Publisher Summary This chapter examines the different aspects of the progress in anti-influenza drug discovery. Influenza viruses are enveloped single-stranded RNA viruses with a pleomorphic appearance and an average diameter of 120 nm. They are members of the orthomyxovirus family and can be classified into three serologically distinct types—A, B, and C. Both hemagglutinin and sialidase are carbohydrate-recognizing proteins and in humans recognize the well-known sialic acid, N-acetylneura minic acid, associated as the terminal carbohydrate unit of upper respiratory tract and lung-associated glycoconjugates. Influenza virus sialidase poses a highly attractive target for antiviral drug design due to its prominent position at the surface of the virion and its profound role in viral pathogenesis.

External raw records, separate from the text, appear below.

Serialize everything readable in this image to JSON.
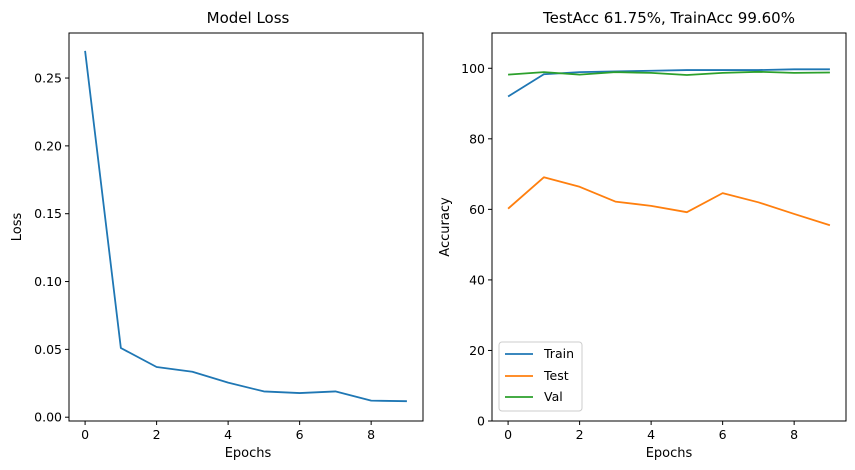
{
  "chart_data": [
    {
      "type": "line",
      "title": "Model Loss",
      "xlabel": "Epochs",
      "ylabel": "Loss",
      "xlim": [
        -0.45,
        9.45
      ],
      "ylim": [
        -0.0028,
        0.2832
      ],
      "xticks": [
        "0",
        "2",
        "4",
        "6",
        "8"
      ],
      "yticks": [
        "0.00",
        "0.05",
        "0.10",
        "0.15",
        "0.20",
        "0.25"
      ],
      "grid": false,
      "series": [
        {
          "color": "#1f77b4",
          "x": [
            0,
            1,
            2,
            3,
            4,
            5,
            6,
            7,
            8,
            9
          ],
          "values": [
            0.27,
            0.051,
            0.037,
            0.0335,
            0.0255,
            0.019,
            0.0178,
            0.019,
            0.0122,
            0.0118
          ]
        }
      ]
    },
    {
      "type": "line",
      "title": "TestAcc 61.75%, TrainAcc 99.60%",
      "xlabel": "Epochs",
      "ylabel": "Accuracy",
      "xlim": [
        -0.45,
        9.45
      ],
      "ylim": [
        0,
        110
      ],
      "xticks": [
        "0",
        "2",
        "4",
        "6",
        "8"
      ],
      "yticks": [
        "0",
        "20",
        "40",
        "60",
        "80",
        "100"
      ],
      "grid": false,
      "legend": "lower-left",
      "series": [
        {
          "name": "Train",
          "color": "#1f77b4",
          "x": [
            0,
            1,
            2,
            3,
            4,
            5,
            6,
            7,
            8,
            9
          ],
          "values": [
            92.0,
            98.3,
            98.9,
            99.1,
            99.3,
            99.5,
            99.5,
            99.5,
            99.7,
            99.7
          ]
        },
        {
          "name": "Test",
          "color": "#ff7f0e",
          "x": [
            0,
            1,
            2,
            3,
            4,
            5,
            6,
            7,
            8,
            9
          ],
          "values": [
            60.2,
            69.1,
            66.4,
            62.2,
            61.0,
            59.2,
            64.6,
            62.0,
            58.7,
            55.5
          ]
        },
        {
          "name": "Val",
          "color": "#2ca02c",
          "x": [
            0,
            1,
            2,
            3,
            4,
            5,
            6,
            7,
            8,
            9
          ],
          "values": [
            98.2,
            98.9,
            98.2,
            98.9,
            98.7,
            98.1,
            98.7,
            99.0,
            98.7,
            98.8
          ]
        }
      ]
    }
  ]
}
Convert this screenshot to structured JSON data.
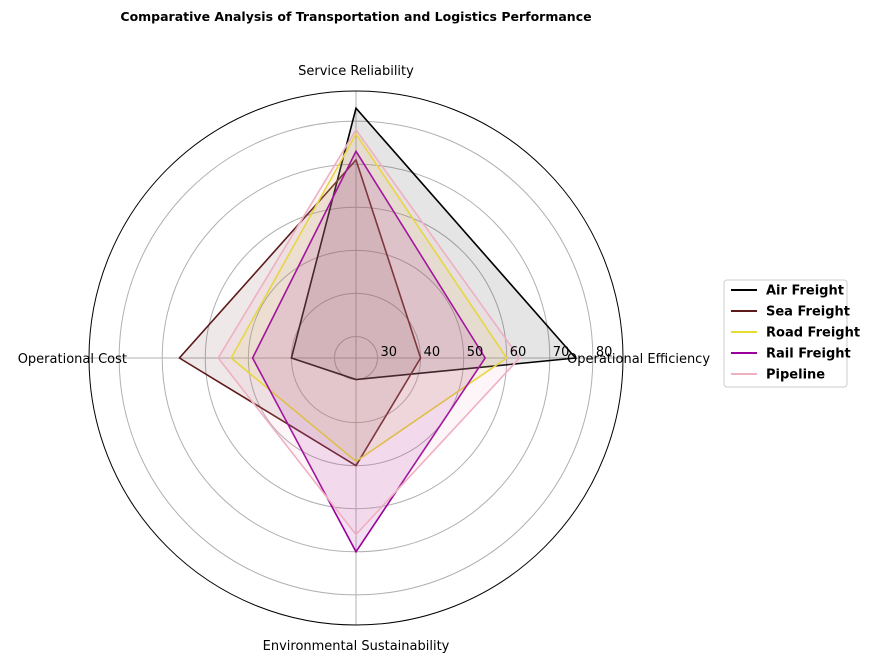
{
  "chart_data": {
    "type": "radar",
    "title": "Comparative Analysis of Transportation and Logistics Performance",
    "axes": [
      "Operational Efficiency",
      "Service Reliability",
      "Operational Cost",
      "Environmental Sustainability"
    ],
    "r_ticks": [
      "30",
      "40",
      "50",
      "60",
      "70",
      "80"
    ],
    "rlim": [
      25,
      87
    ],
    "grid": true,
    "legend_position": "right",
    "series": [
      {
        "name": "Air Freight",
        "color": "#000000",
        "fill_opacity": 0.1,
        "values": [
          76,
          83,
          40,
          30
        ]
      },
      {
        "name": "Sea Freight",
        "color": "#5c1a1a",
        "fill_opacity": 0.1,
        "values": [
          40,
          71,
          66,
          50
        ]
      },
      {
        "name": "Road Freight",
        "color": "#e6dc32",
        "fill_opacity": 0.1,
        "values": [
          60,
          77,
          54,
          49
        ]
      },
      {
        "name": "Rail Freight",
        "color": "#990099",
        "fill_opacity": 0.12,
        "values": [
          55,
          73,
          49,
          70
        ]
      },
      {
        "name": "Pipeline",
        "color": "#efb0c0",
        "fill_opacity": 0.12,
        "values": [
          63,
          78,
          57,
          66
        ]
      }
    ]
  }
}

The discovery of Zanamivir as a potent and selective inhibitor of influenza virus sialidase prompted several researchers to investigate the synthesis and structure–activity relationship studies of Neu5Ac2en-based compounds as potential sialidase inhibitors. Modifications of the guanidino function of Zanamivir at the primary nitrogen resulted in a dramatic reduction in the inhibition of neuraminidase (NA) and of viral replication in vivo. It is found that the success of such C-6 amides in the series against influenza A NA was in part due to a match between the spatial arrangement of the two binding pockets and the favored orientation of the amide rotamer that featured a trans-relationship between the larger substituent and the pyran ring.